Вера снова приподняла голову с подушки. Зинка незаметно показала Яше кулак.
— Безмозглый и есть, — проворчала Вонючка. — Верно говорят, Бог зря не накажет.
— Надо же хоть немного соображать, — возмутилась Нина Тарасовна. — Не совсем же вы того, раз вас допускают ухаживать за больными. Надо всегда помнить, что неловким словом можно убить.
— А чего такого? — удивилась Тася. — Мужик пропал, любая знать захочет.
— Он у неё дите сгубил, да еще сбежал паразит, — объяснила Николаю Степановичу Вонючка.
— Зачем так-то?.. — не выдержала «покойница». — Гриша Оленьку прямо не знаю как любил. Даже больше, чем я. Спать не ляжет, пока возле неё не посидит.
— Чего ж сбег тогда? Тебя бросил, — не сдавалась Вонючка.
— Помутился. У меня сердце не выдержало, а он помутился. — Она вытерла слезы. — Его, скорее всего, и в живых-то давно нету. Руки на себя наложил…
— Хотели бы увидеть? — настаивал на своем Яша.
— Ты это… — не выдержал даже Николай Степанович и потянул Яшу за рукав. — Нехорошо…
Но Яша впал в то восторженное состояние, когда действительность начинала восприниматься как радостное подтверждение овладевшей им идеи.
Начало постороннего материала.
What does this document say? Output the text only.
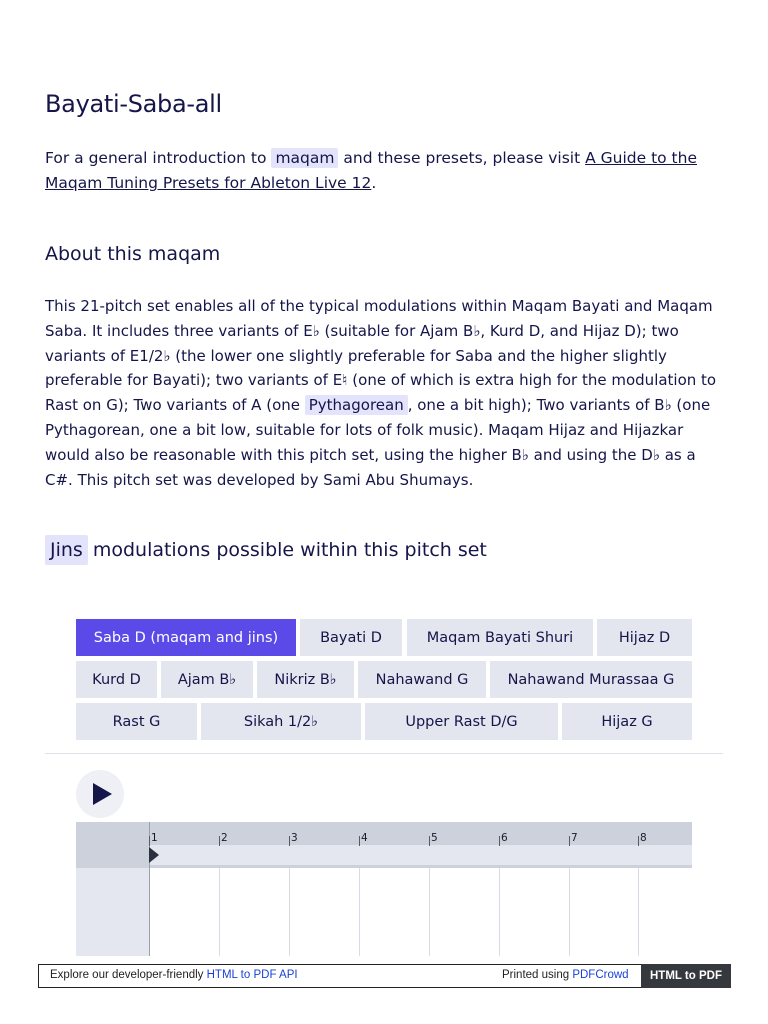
Bayati-Saba-all

For a general introduction to maqam and these presets, please visit A Guide to the Maqam Tuning Presets for Ableton Live 12.

About this maqam

This 21-pitch set enables all of the typical modulations within Maqam Bayati and Maqam Saba. It includes three variants of E♭ (suitable for Ajam B♭, Kurd D, and Hijaz D); two variants of E1/2♭ (the lower one slightly preferable for Saba and the higher slightly preferable for Bayati); two variants of E♮ (one of which is extra high for the modulation to Rast on G); Two variants of A (one Pythagorean , one a bit high); Two variants of B♭ (one Pythagorean, one a bit low, suitable for lots of folk music). Maqam Hijaz and Hijazkar would also be reasonable with this pitch set, using the higher B♭ and using the D♭ as a C#. This pitch set was developed by Sami Abu Shumays.

Jins modulations possible within this pitch set
Saba D (maqam and jins)	Bayati D	Maqam Bayati Shuri	Hijaz D
Kurd D	Ajam B♭	Nikriz B♭	Nahawand G	Nahawand Murassaa G
Rast G	Sikah 1/2♭	Upper Rast D/G	Hijaz G
1	2	3	4	5	6	7	8
Explore our developer-friendly HTML to PDF API	Printed using PDFCrowd	HTML to PDF
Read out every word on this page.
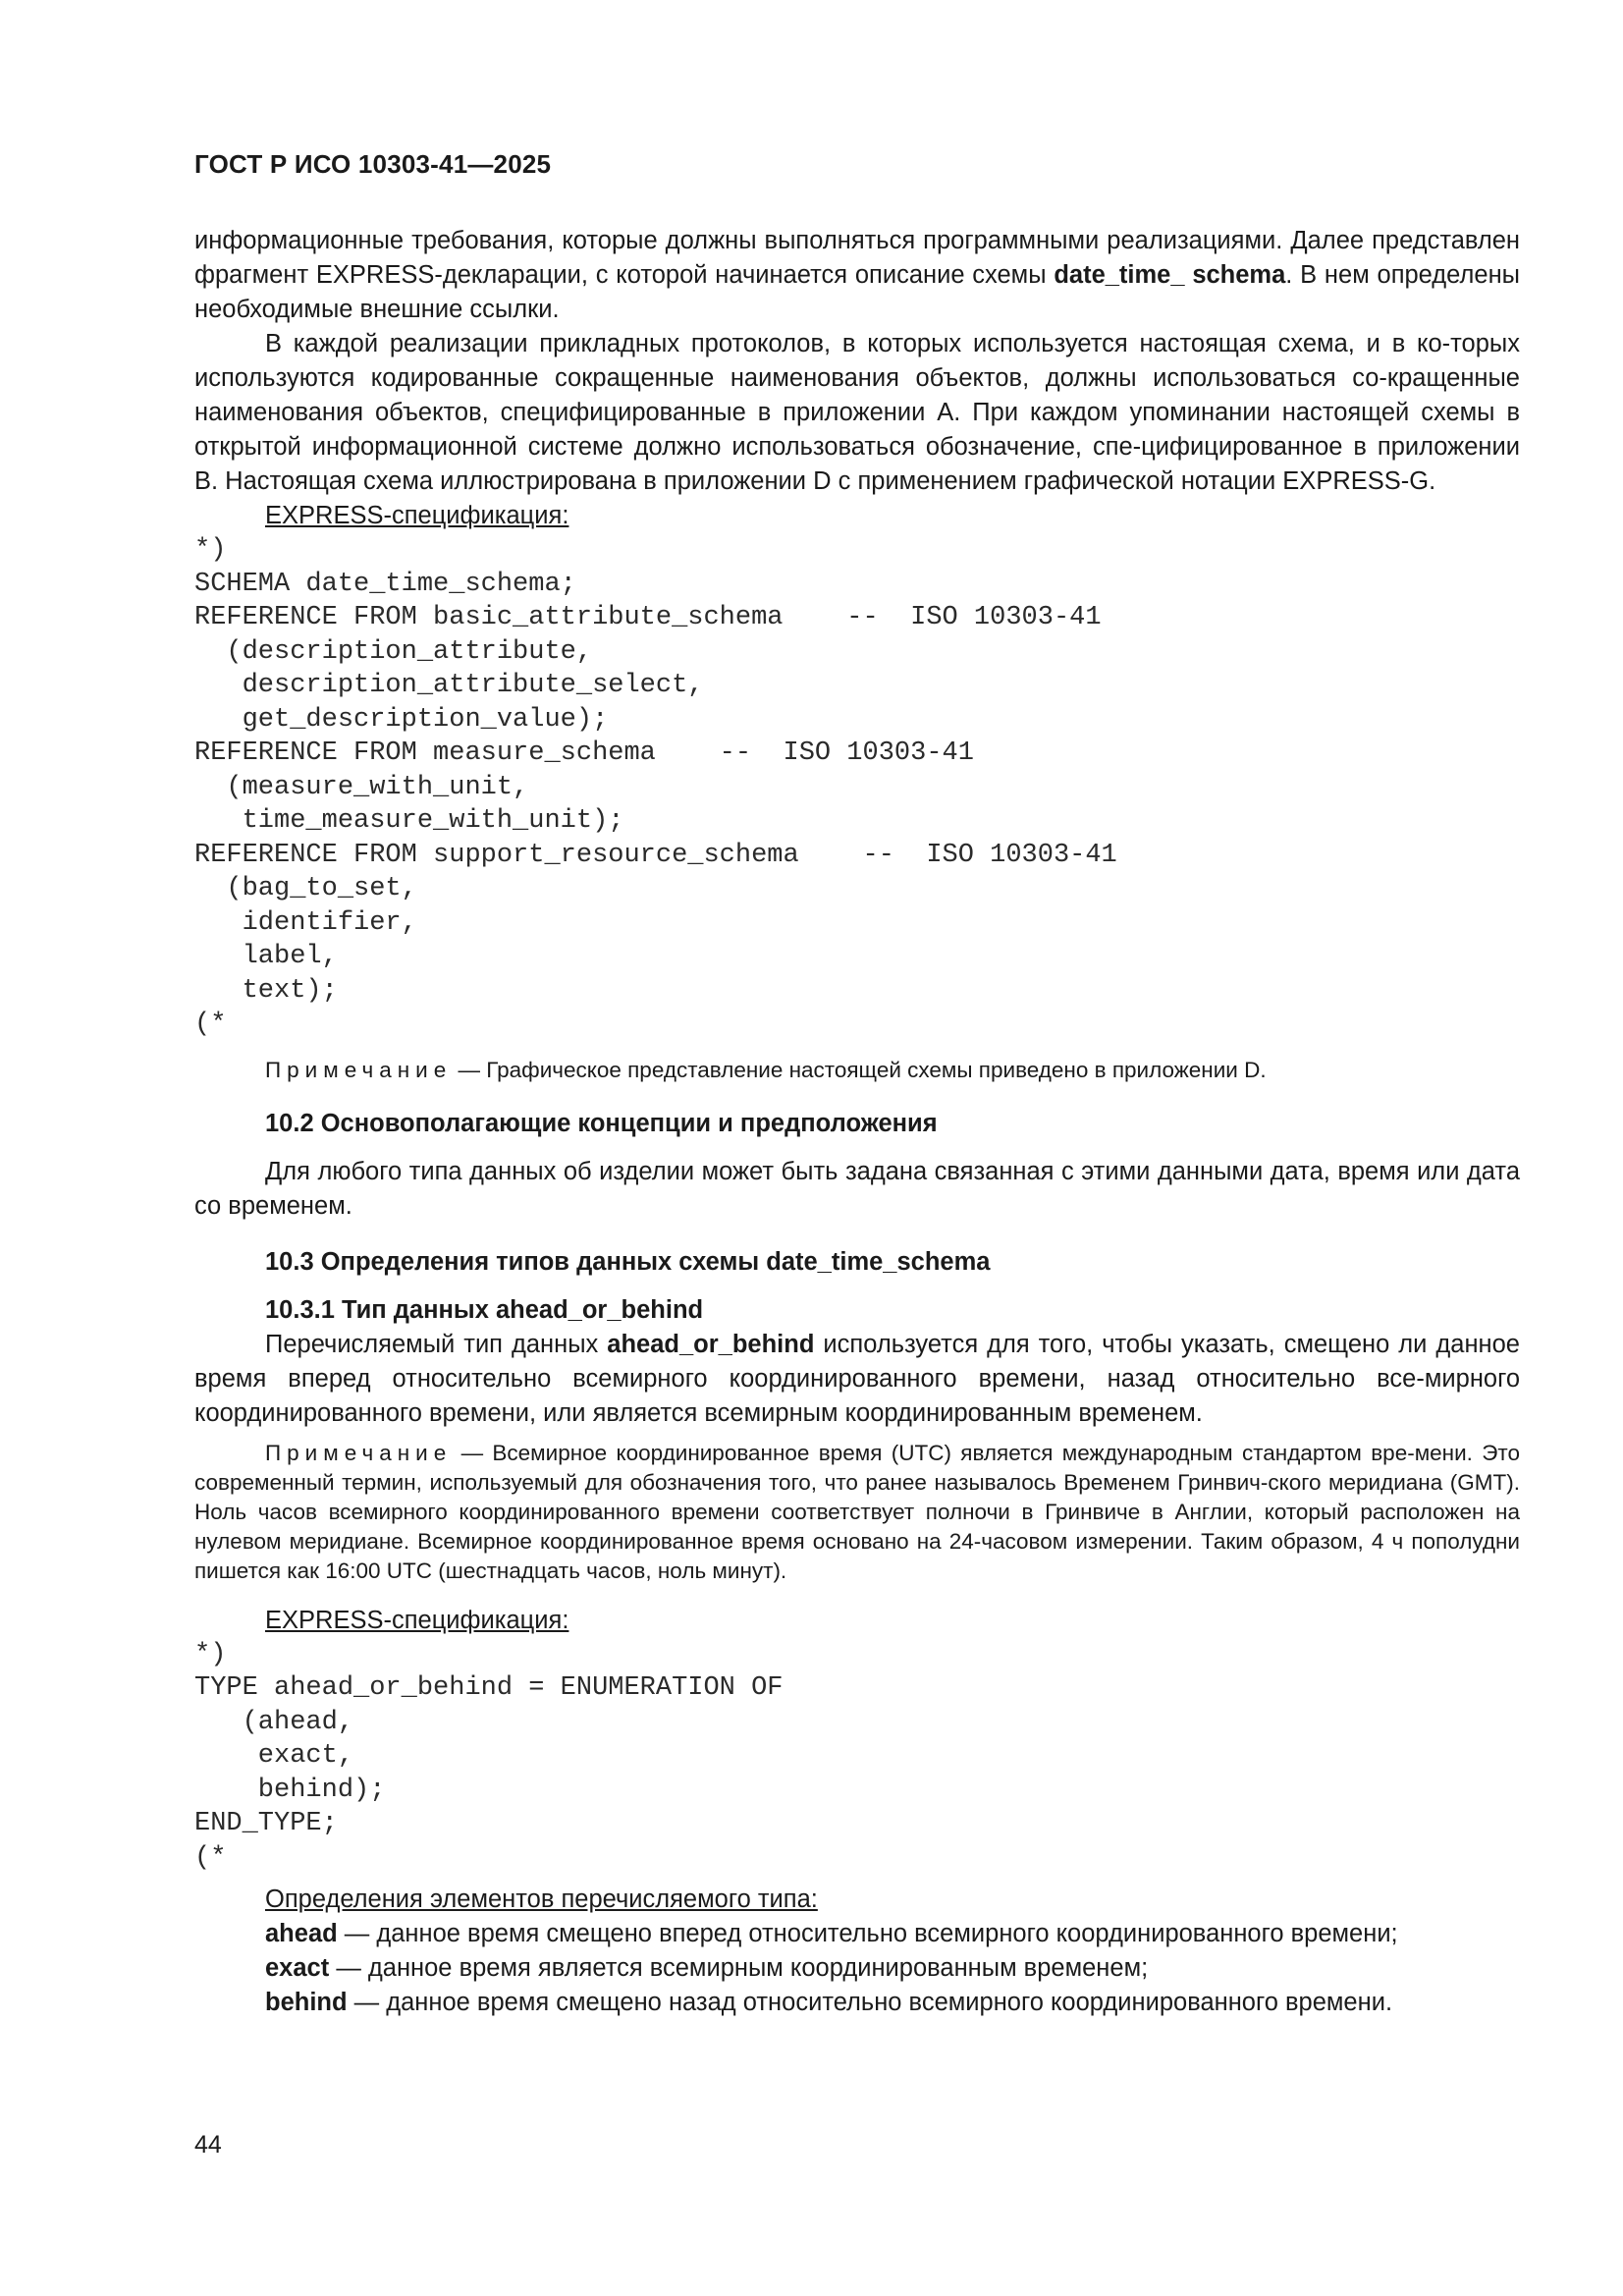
ГОСТ Р ИСО 10303-41—2025

информационные требования, которые должны выполняться программными реализациями. Далее представлен фрагмент EXPRESS-декларации, с которой начинается описание схемы date_time_ schema. В нем определены необходимые внешние ссылки.

В каждой реализации прикладных протоколов, в которых используется настоящая схема, и в ко-торых используются кодированные сокращенные наименования объектов, должны использоваться со-кращенные наименования объектов, специфицированные в приложении А. При каждом упоминании настоящей схемы в открытой информационной системе должно использоваться обозначение, спе-цифицированное в приложении В. Настоящая схема иллюстрирована в приложении D с применением графической нотации EXPRESS-G.

EXPRESS-спецификация:

*)
SCHEMA date_time_schema;
REFERENCE FROM basic_attribute_schema    --  ISO 10303-41
(description_attribute,
description_attribute_select,
get_description_value);
REFERENCE FROM measure_schema    --  ISO 10303-41
(measure_with_unit,
time_measure_with_unit);
REFERENCE FROM support_resource_schema    --  ISO 10303-41
(bag_to_set,
identifier,
label,
text);
(*

Примечание — Графическое представление настоящей схемы приведено в приложении D.

10.2 Основополагающие концепции и предположения

Для любого типа данных об изделии может быть задана связанная с этими данными дата, время или дата со временем.

10.3 Определения типов данных схемы date_time_schema

10.3.1 Тип данных ahead_or_behind

Перечисляемый тип данных ahead_or_behind используется для того, чтобы указать, смещено ли данное время вперед относительно всемирного координированного времени, назад относительно все-мирного координированного времени, или является всемирным координированным временем.

Примечание — Всемирное координированное время (UTC) является международным стандартом вре-мени. Это современный термин, используемый для обозначения того, что ранее называлось Временем Гринвич-ского меридиана (GMT). Ноль часов всемирного координированного времени соответствует полночи в Гринвиче в Англии, который расположен на нулевом меридиане. Всемирное координированное время основано на 24-часовом измерении. Таким образом, 4 ч пополудни пишется как 16:00 UTC (шестнадцать часов, ноль минут).

EXPRESS-спецификация:

*)
TYPE ahead_or_behind = ENUMERATION OF
(ahead,
exact,
behind);
END_TYPE;
(*

Определения элементов перечисляемого типа:

ahead — данное время смещено вперед относительно всемирного координированного времени;

exact — данное время является всемирным координированным временем;

behind — данное время смещено назад относительно всемирного координированного времени.

44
Он спросил у всех:
— Поверите, если я приведу его?
— С того свету? — тихо проворчала Вонючка.
— В дырку твою поверить? — спросила Зинка.
— В возможность! Как вы не понимаете… — Яша буквально осветился, и его возбуждение и уверенность начинало невольно передаваться окружающим.